A procriação sempre foi um fenômeno natural relevante na vida do ser humano, por ser forma de sua realização pessoal, bem como por garantir sua perpetuação. Tal busca levou a ciência, diante dos problemas da infertilidade e esterilidade, a intervir nesse processo natural, gerando a possibilidade de reprodução de seres humanos por meios artificiais, em laboratório. Nota-se, todavia, que, desde esta conquista pela engenharia genética, o deslumbramento diante dessas práticas inovadoras e sua deificação pelas mídias globais muitas vezes ocultam riscos e consequências negativas, dentre o que a ausência de reflexão e o vazio ético no qual elas veem sendo praticadas.
Exemplo disso são as notícias em torno do caso do Dr. Roger Abdelmassih, antes um dos mais renomados especialistas em reprodução humana no país, que por muitos anos foi aplaudido por seus estudos e pelo trabalho pioneiro nessa área. Mas, apenas quando acusado por crimes sexuais, é que se passou a questionar o teor de suas pesquisas e as práticas em torno da reprodução artificial e da manipulação do material genético de seus pacientes.
Suspeita-se, pelo relato de vítimas, que ele implantava no útero da futura mãe, sem o conhecimento do casal, embriões formados a partir de óvulos e espermatozóides de outras pessoas, acreditando-se, por isso, que muitos dos bebês gerados, em sua clínica, não seriam filhos biológicos daqueles que forneceram o material genético.
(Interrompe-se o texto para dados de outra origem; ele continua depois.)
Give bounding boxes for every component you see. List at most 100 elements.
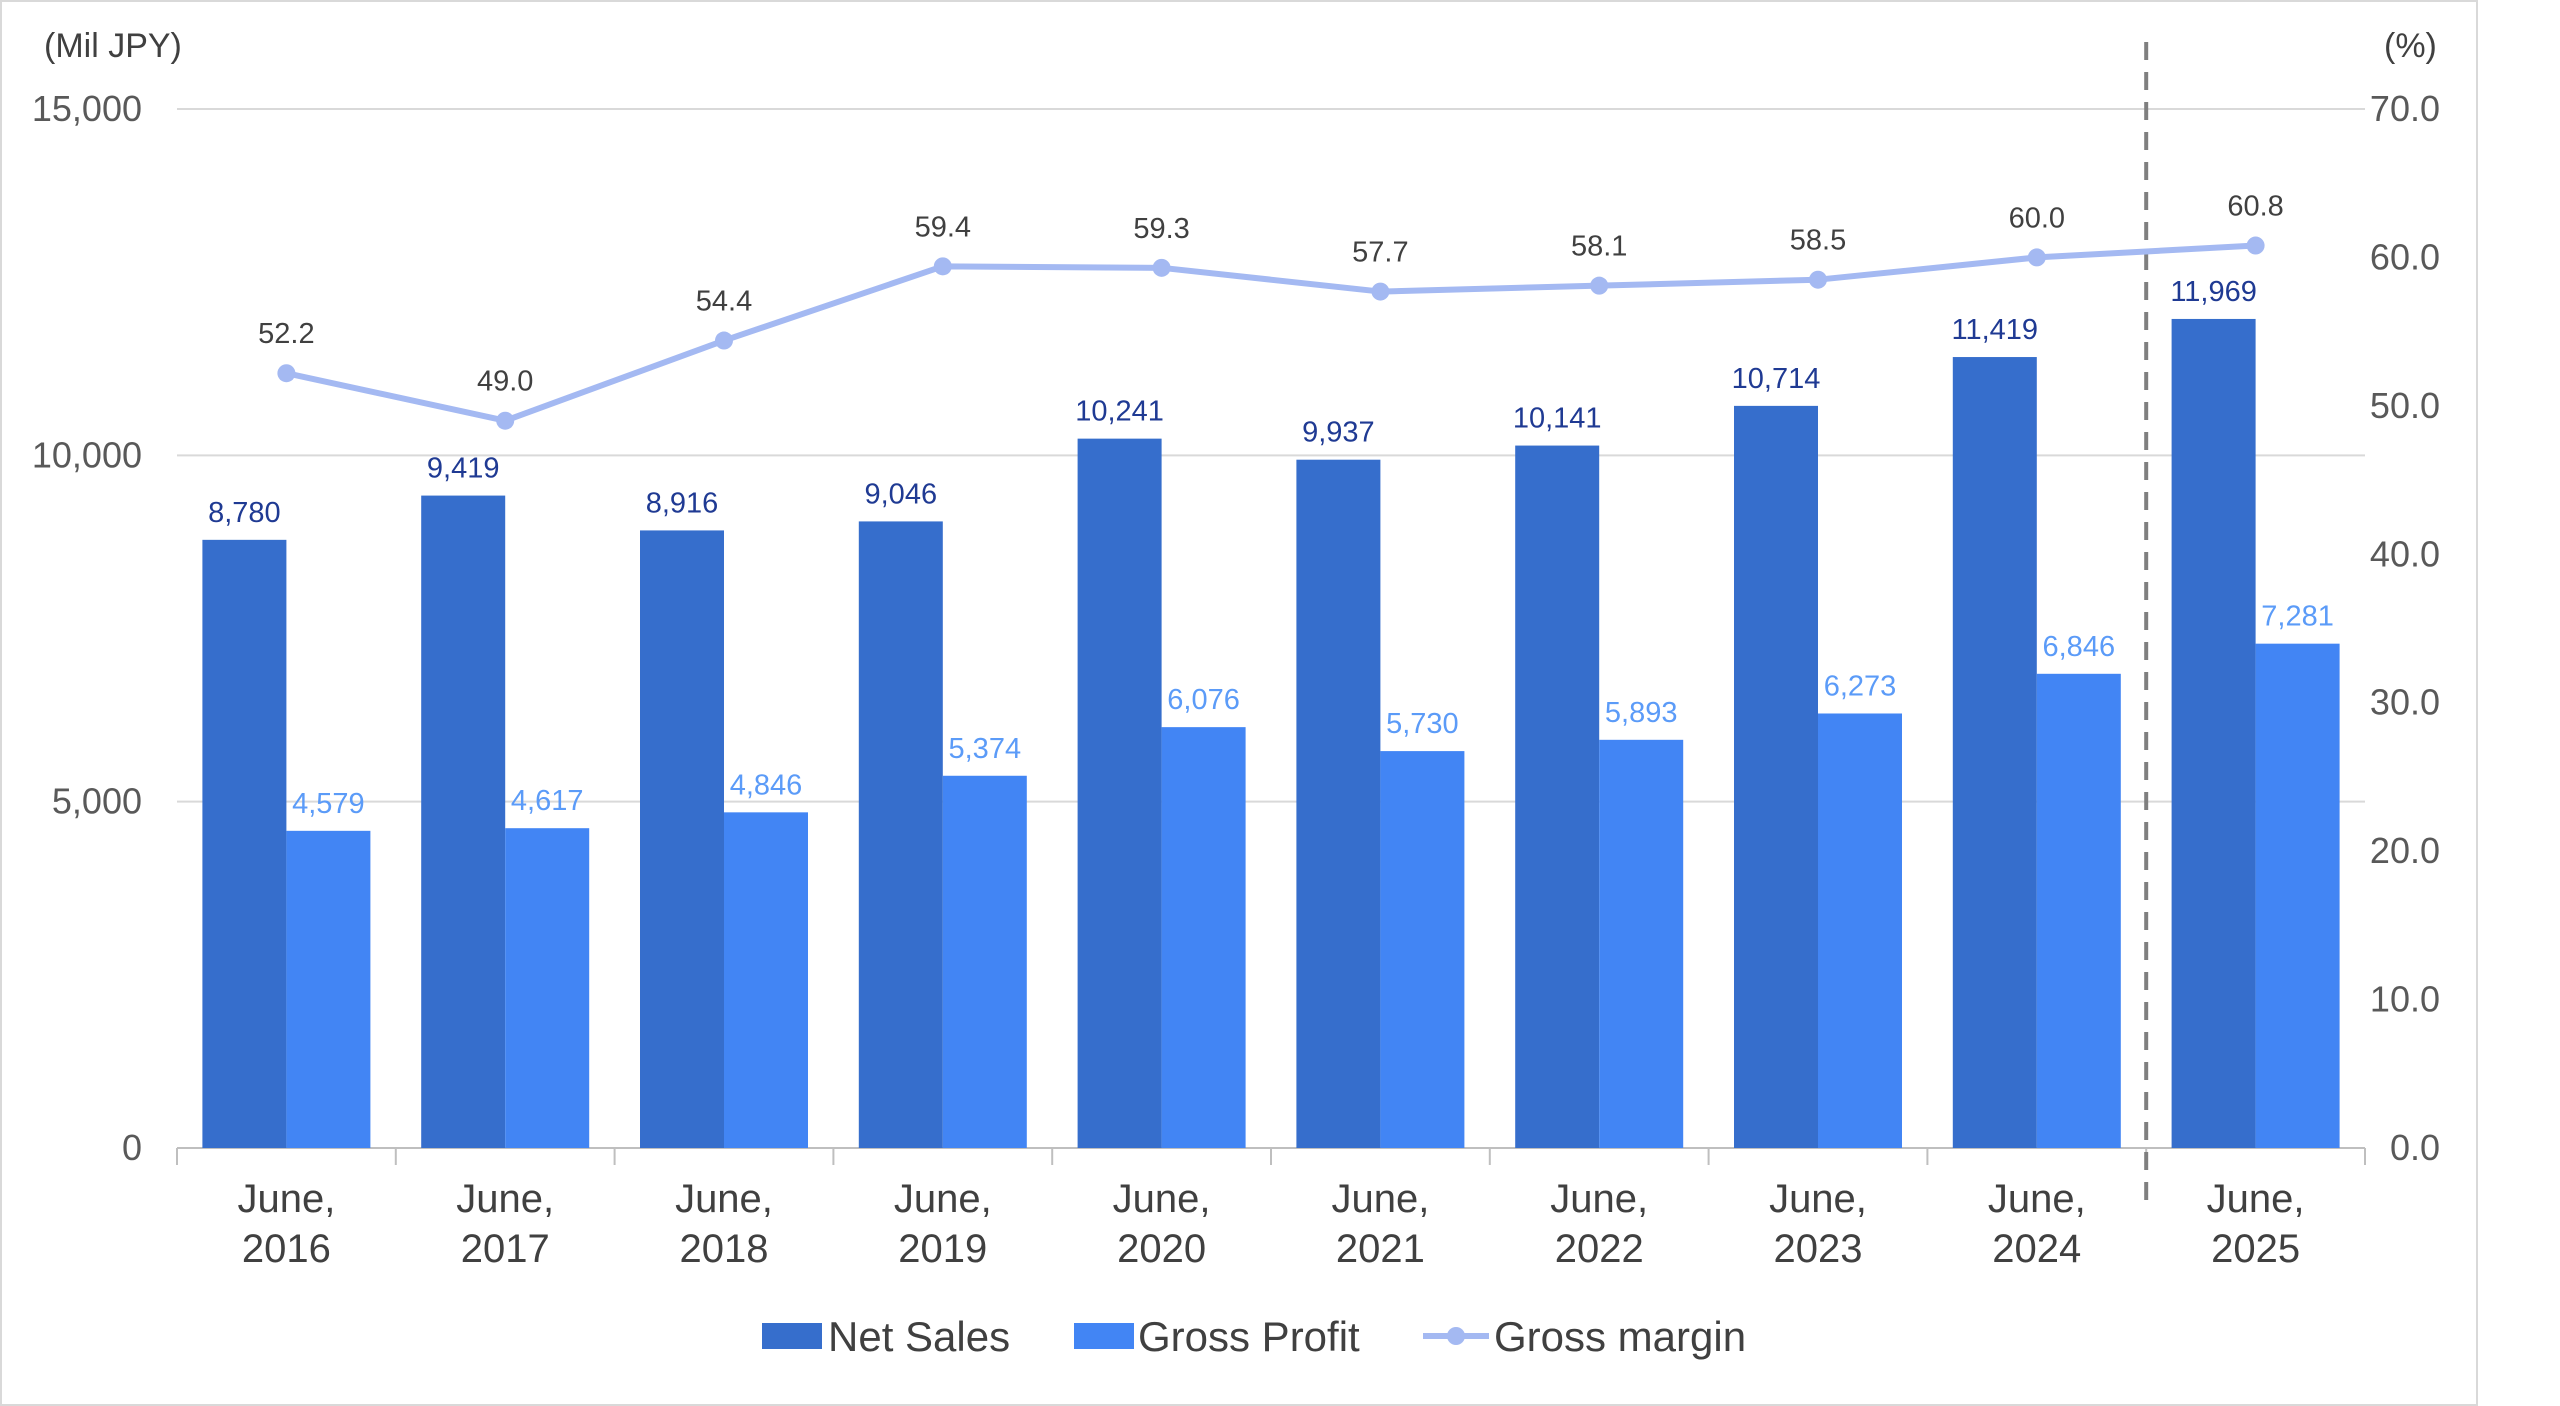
y-left-tick-label: 5,000 — [52, 781, 142, 822]
net-sales-data-label: 10,141 — [1513, 403, 1602, 435]
net-sales-data-label: 11,419 — [1952, 314, 2039, 346]
legend-swatch-gross-margin-marker — [1447, 1327, 1465, 1345]
net-sales-bar — [1515, 445, 1600, 1148]
gross-profit-data-label: 4,579 — [292, 788, 365, 820]
gross-margin-line — [285, 242, 2256, 424]
net-sales-data-label: 9,419 — [427, 453, 500, 485]
net-sales-data-label: 10,714 — [1732, 363, 1821, 395]
gross-profit-data-label: 4,846 — [730, 769, 803, 801]
net-sales-data-label: 10,241 — [1075, 396, 1164, 428]
x-tick-label-month: June, — [1113, 1177, 1211, 1221]
gross-profit-data-label: 6,273 — [1824, 670, 1897, 702]
gross-margin-data-label: 60.8 — [2227, 191, 2283, 223]
x-tick-label-month: June, — [1331, 1177, 1429, 1221]
x-tick-label-month: June, — [675, 1177, 773, 1221]
legend-label-gross-profit: Gross Profit — [1138, 1313, 1360, 1360]
gross-margin-data-label: 58.1 — [1571, 231, 1627, 263]
net-sales-bar — [1952, 357, 2037, 1148]
gross-margin-data-label: 52.2 — [258, 318, 314, 350]
x-tick-label-year: 2024 — [1992, 1227, 2081, 1271]
gross-margin-point — [277, 364, 296, 383]
y-right-tick-label: 40.0 — [2370, 533, 2440, 574]
gross-margin-point — [2027, 248, 2046, 267]
x-tick-label-month: June, — [1988, 1177, 2086, 1221]
gross-profit-data-label: 6,076 — [1167, 684, 1240, 716]
net-sales-bar — [421, 495, 506, 1148]
y-left-tick-label: 10,000 — [32, 434, 142, 475]
net-sales-data-label: 9,046 — [865, 478, 938, 510]
net-sales-bar — [2171, 318, 2256, 1148]
gross-margin-point — [715, 331, 733, 350]
gross-margin-data-label: 58.5 — [1790, 225, 1846, 257]
gross-margin-point — [1809, 270, 1827, 289]
gross-margin-data-label: 60.0 — [2009, 202, 2065, 234]
net-sales-data-label: 11,969 — [2170, 276, 2257, 308]
net-sales-data-label: 8,780 — [208, 497, 281, 529]
chart-svg: 0 5,000 10,000 15,000 0.0 10.0 20.0 30.0 40.0 50.… — [32, 27, 2440, 1360]
y-left-unit-label: (Mil JPY) — [44, 27, 182, 65]
gross-profit-data-label: 5,893 — [1605, 697, 1678, 729]
x-tick-label-month: June, — [456, 1177, 554, 1221]
x-tick-label-month: June, — [894, 1177, 992, 1221]
y-right-unit-label: (%) — [2384, 27, 2437, 65]
gross-margin-point — [496, 411, 515, 430]
legend-label-gross-margin: Gross margin — [1494, 1313, 1746, 1360]
x-tick-label-year: 2020 — [1117, 1227, 1206, 1271]
y-right-tick-label: 30.0 — [2370, 682, 2440, 723]
gross-margin-point — [1590, 276, 1609, 295]
y-left-tick-label: 15,000 — [32, 88, 142, 129]
x-tick-label-month: June, — [2207, 1177, 2305, 1221]
y-right-tick-label: 20.0 — [2370, 830, 2440, 871]
gross-margin-point — [1152, 258, 1171, 277]
x-tick-label-month: June, — [1769, 1177, 1867, 1221]
gross-profit-bar — [505, 828, 590, 1148]
x-tick-label-year: 2019 — [898, 1227, 987, 1271]
net-sales-data-label: 8,916 — [646, 487, 719, 519]
gross-margin-point — [2246, 236, 2265, 255]
x-tick-label-year: 2017 — [461, 1227, 550, 1271]
net-sales-bar — [858, 521, 943, 1148]
gross-margin-data-label: 57.7 — [1352, 237, 1408, 269]
x-tick-label-month: June, — [1550, 1177, 1648, 1221]
gross-profit-data-label: 5,374 — [949, 733, 1022, 765]
x-tick-label-year: 2025 — [2211, 1227, 2300, 1271]
gross-profit-bar — [2255, 643, 2340, 1148]
gross-profit-bar — [1161, 727, 1246, 1148]
x-tick-label-year: 2016 — [242, 1227, 331, 1271]
x-tick-label-year: 2023 — [1774, 1227, 1863, 1271]
y-right-tick-label: 70.0 — [2370, 88, 2440, 129]
chart-frame: 0 5,000 10,000 15,000 0.0 10.0 20.0 30.0 40.0 50.… — [0, 0, 2478, 1406]
legend-swatch-net-sales — [762, 1323, 822, 1349]
gross-profit-bar — [1599, 739, 1684, 1148]
gross-margin-data-label: 54.4 — [696, 286, 752, 318]
net-sales-bar — [202, 539, 287, 1148]
gross-margin-data-label: 59.4 — [915, 211, 971, 243]
x-tick-label-year: 2021 — [1336, 1227, 1425, 1271]
gross-profit-data-label: 5,730 — [1386, 708, 1459, 740]
gross-profit-data-label: 4,617 — [511, 785, 584, 817]
net-sales-data-label: 9,937 — [1302, 417, 1375, 449]
y-right-tick-label: 10.0 — [2370, 979, 2440, 1020]
gross-profit-bar — [724, 812, 808, 1148]
net-sales-bar — [1077, 438, 1162, 1148]
y-right-tick-label: 0.0 — [2390, 1127, 2440, 1168]
gross-profit-bar — [942, 775, 1027, 1148]
gross-profit-data-label: 6,846 — [2043, 631, 2116, 663]
gross-margin-data-label: 59.3 — [1133, 213, 1189, 245]
gross-profit-bar — [1380, 751, 1465, 1148]
x-tick-label-year: 2022 — [1555, 1227, 1644, 1271]
x-tick-label-month: June, — [237, 1177, 335, 1221]
gross-profit-bar — [2036, 673, 2121, 1148]
gross-margin-point — [933, 257, 952, 276]
gross-profit-data-label: 7,281 — [2261, 601, 2334, 633]
gross-margin-point — [1371, 282, 1390, 301]
legend-swatch-gross-profit — [1074, 1323, 1134, 1349]
y-left-tick-label: 0 — [122, 1127, 142, 1168]
gross-profit-bar — [1818, 713, 1902, 1148]
legend-label-net-sales: Net Sales — [828, 1313, 1010, 1360]
net-sales-bar — [1734, 405, 1818, 1148]
x-tick-label-year: 2018 — [680, 1227, 769, 1271]
gross-margin-data-label: 49.0 — [477, 366, 533, 398]
net-sales-bar — [1296, 459, 1381, 1148]
y-right-tick-label: 50.0 — [2370, 385, 2440, 426]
E, se comprovados tais fatos, ele teria não apenas cometido um crime de violência sexual contra suas pacientes, mas também violado a dignidade dessas mulheres e mesmo do filho a ser artificialmente gerado. É preciso considerar que o óvulo não fecundado, embora ainda não seja um ser humano, carrega a possibilidade de se tornar um, enquanto o embrião humano já é um ser vivo em desenvolvimento, e, portanto, já lhe são resguardados direitos. Não se pode ignorar, também, que muitas dessas mulheres, para as quais o Dr. Roger prometia trazer de volta a alegria da concepção, foram submetidas a todo um sofrimento físico que o próprio tratamento muitas vezes impunha, além da dor psíquica em razão da frustração causada pela não obtenção da gravidez.
Não é de hoje que as novidades trazidas pelo avanço da ciência, principalmente na área da reprodução humana, envolvem dúvidas e perigos que nem sempre são considerados, até pela dificuldade de se ter respostas para muitas das questões envolvidas. É preciso, por isso, aproveitar a exposição desses fatos pela mídia para refletir sobre as consequências da utilização desenfreada das técnicas de reprodução artificial, pois o benefício e o malefício de suas aplicações dependerão do destino para o qual elas são usadas.
Essa, todavia, é uma problemática que não se limita apenas ao consultório do Dr. Abdelmassih, já que a manipulação do material genético é uma prática cada vez mais frequente e disseminada, até por força do aumento de casais que recorrem às técnicas reprodutivas artificiais como alternativa à reprodução natural e como meio de realizar o desejo de ter filhos. Por isso mesmo, tal fato não deve impedir o enfrentamento das diversas questões éticas e jurídicas que envolvem esse assunto, dentre as quais a própria necessidade de satisfazer a vontade de ter filhos a qualquer custo e por qualquer meio.
Nesse quadro, faz-se imprescindível um norte ético a orientar o profissional da área médica, evitando o uso indiscriminado dessas técnicas. Consequências negativas de um acelerado e desenfreado desenvolvimento da ciência na área da reprodução humana é a transformação do gene em mercadoria, o que nada mais é que a própria manipulação da vida em sua origem e a consequente coisificação da vida humana. E o perigo das novidades sem refreamento consiste na possibilidade de ser violados valores humanos fundamentais. O grande desafio, portanto, é escolher o caminho, determinar o rumo do progresso científico sem impedir seu desenvolvimento e sem violar primados éticos tão caros ao próprio homem.
Adriana Zanolini Moisés é advogada, mestre em Direito de Família pela PUC/SP e colaboradora do IFE Campinas.
Artigo publicado no jornal Correio Popular, 11 de novembro de 2014, Página A2 – Opinião.